The Melvins at the Cornerstone, by Karen Goldman

The Melvins (photo: Karen Goldman)

A few years ago, I came to really understand what living in the Bay Area was all about when I was invited to a group colonic.

You didn't read that incorrectly.

Group.

Colonic.

As tempting as it was, I declined the invitation. However, thanks to the solid sludge of The Melvins, I think I have some idea now what it is like to be part of a collective experience of mutual bowel purification. Every vibration came attached with a snarl, swimming through a sticky mess of low-end. Evoking the smart bass lines of bands like Big Dipper with the unrelenting trashy drama of bands like Flipper, The Melvins took no prisoners as they unleashed theremin-like guitar that really set the guy in the Dune jacket in front of me off.

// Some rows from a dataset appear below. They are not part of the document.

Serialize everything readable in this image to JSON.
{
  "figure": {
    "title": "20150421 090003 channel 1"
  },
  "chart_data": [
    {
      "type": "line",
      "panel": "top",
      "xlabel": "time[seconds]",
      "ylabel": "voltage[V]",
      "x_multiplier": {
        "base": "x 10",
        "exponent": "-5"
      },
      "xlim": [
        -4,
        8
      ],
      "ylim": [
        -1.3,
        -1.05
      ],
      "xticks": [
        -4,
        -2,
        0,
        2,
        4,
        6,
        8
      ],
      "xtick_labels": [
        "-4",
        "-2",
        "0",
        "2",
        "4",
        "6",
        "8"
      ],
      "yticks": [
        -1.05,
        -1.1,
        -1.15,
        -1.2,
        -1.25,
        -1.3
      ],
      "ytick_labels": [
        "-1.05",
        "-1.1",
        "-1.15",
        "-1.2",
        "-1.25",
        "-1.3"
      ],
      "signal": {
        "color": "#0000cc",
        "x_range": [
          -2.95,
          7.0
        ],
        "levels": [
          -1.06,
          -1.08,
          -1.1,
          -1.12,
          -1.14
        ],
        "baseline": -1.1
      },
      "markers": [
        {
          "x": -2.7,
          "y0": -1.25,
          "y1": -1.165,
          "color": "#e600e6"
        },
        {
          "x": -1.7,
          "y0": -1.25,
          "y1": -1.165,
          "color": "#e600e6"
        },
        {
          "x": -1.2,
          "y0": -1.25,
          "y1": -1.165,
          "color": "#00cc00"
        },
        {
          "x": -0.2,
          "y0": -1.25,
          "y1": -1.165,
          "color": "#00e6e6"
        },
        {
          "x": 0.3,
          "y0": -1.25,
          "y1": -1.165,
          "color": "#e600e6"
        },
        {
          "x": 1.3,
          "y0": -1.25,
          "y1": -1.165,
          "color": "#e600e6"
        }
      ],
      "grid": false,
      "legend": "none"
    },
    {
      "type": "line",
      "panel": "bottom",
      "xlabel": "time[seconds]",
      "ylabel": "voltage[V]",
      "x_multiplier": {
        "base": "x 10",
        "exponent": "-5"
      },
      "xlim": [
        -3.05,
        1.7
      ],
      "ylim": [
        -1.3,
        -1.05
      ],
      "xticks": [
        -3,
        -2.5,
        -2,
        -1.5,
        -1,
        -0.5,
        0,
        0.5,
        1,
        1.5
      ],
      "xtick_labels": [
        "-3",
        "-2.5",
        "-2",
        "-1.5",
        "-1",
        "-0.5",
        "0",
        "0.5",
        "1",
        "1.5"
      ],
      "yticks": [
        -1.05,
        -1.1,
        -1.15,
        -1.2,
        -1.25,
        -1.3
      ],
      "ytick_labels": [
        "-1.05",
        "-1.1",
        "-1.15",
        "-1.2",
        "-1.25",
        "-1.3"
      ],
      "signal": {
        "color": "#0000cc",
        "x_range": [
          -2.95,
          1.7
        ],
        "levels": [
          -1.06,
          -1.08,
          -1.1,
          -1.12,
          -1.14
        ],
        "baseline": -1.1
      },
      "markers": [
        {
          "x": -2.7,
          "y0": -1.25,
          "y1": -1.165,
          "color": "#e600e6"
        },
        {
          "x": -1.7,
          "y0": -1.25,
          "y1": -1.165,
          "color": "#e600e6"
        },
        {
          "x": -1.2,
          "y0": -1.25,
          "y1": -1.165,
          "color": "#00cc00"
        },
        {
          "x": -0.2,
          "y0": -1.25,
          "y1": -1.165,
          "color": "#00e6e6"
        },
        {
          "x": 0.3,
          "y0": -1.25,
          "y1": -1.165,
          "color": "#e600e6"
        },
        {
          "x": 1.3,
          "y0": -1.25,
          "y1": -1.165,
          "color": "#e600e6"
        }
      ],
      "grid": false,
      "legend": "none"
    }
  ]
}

This is one of the only bands I know that can start a song with the cool beguiling simplicity of something like The Beatles' "Come Together," only to rip open the psychedelic metal sludge of an endless rotating wall of sound, like a sonic gyroscope ablaze.

It was a real drill to the guts, but in a good way.

Openers Redd Kross shared more than just a bassist with The Melvins. They also captivated with unrelenting sound. The highlight from their set was probably "Fighting" off their new album, Beyond the Door. Can you imagine if Guns N' Roses had ever been good? Or at least worthy of Slash? Well, if they had been, they'd be Red Kross. This is music to drink beer to while wearing your best flowy scarf.

Thanks for the adrenaline-filled evening, fellas. My guts are still recovering.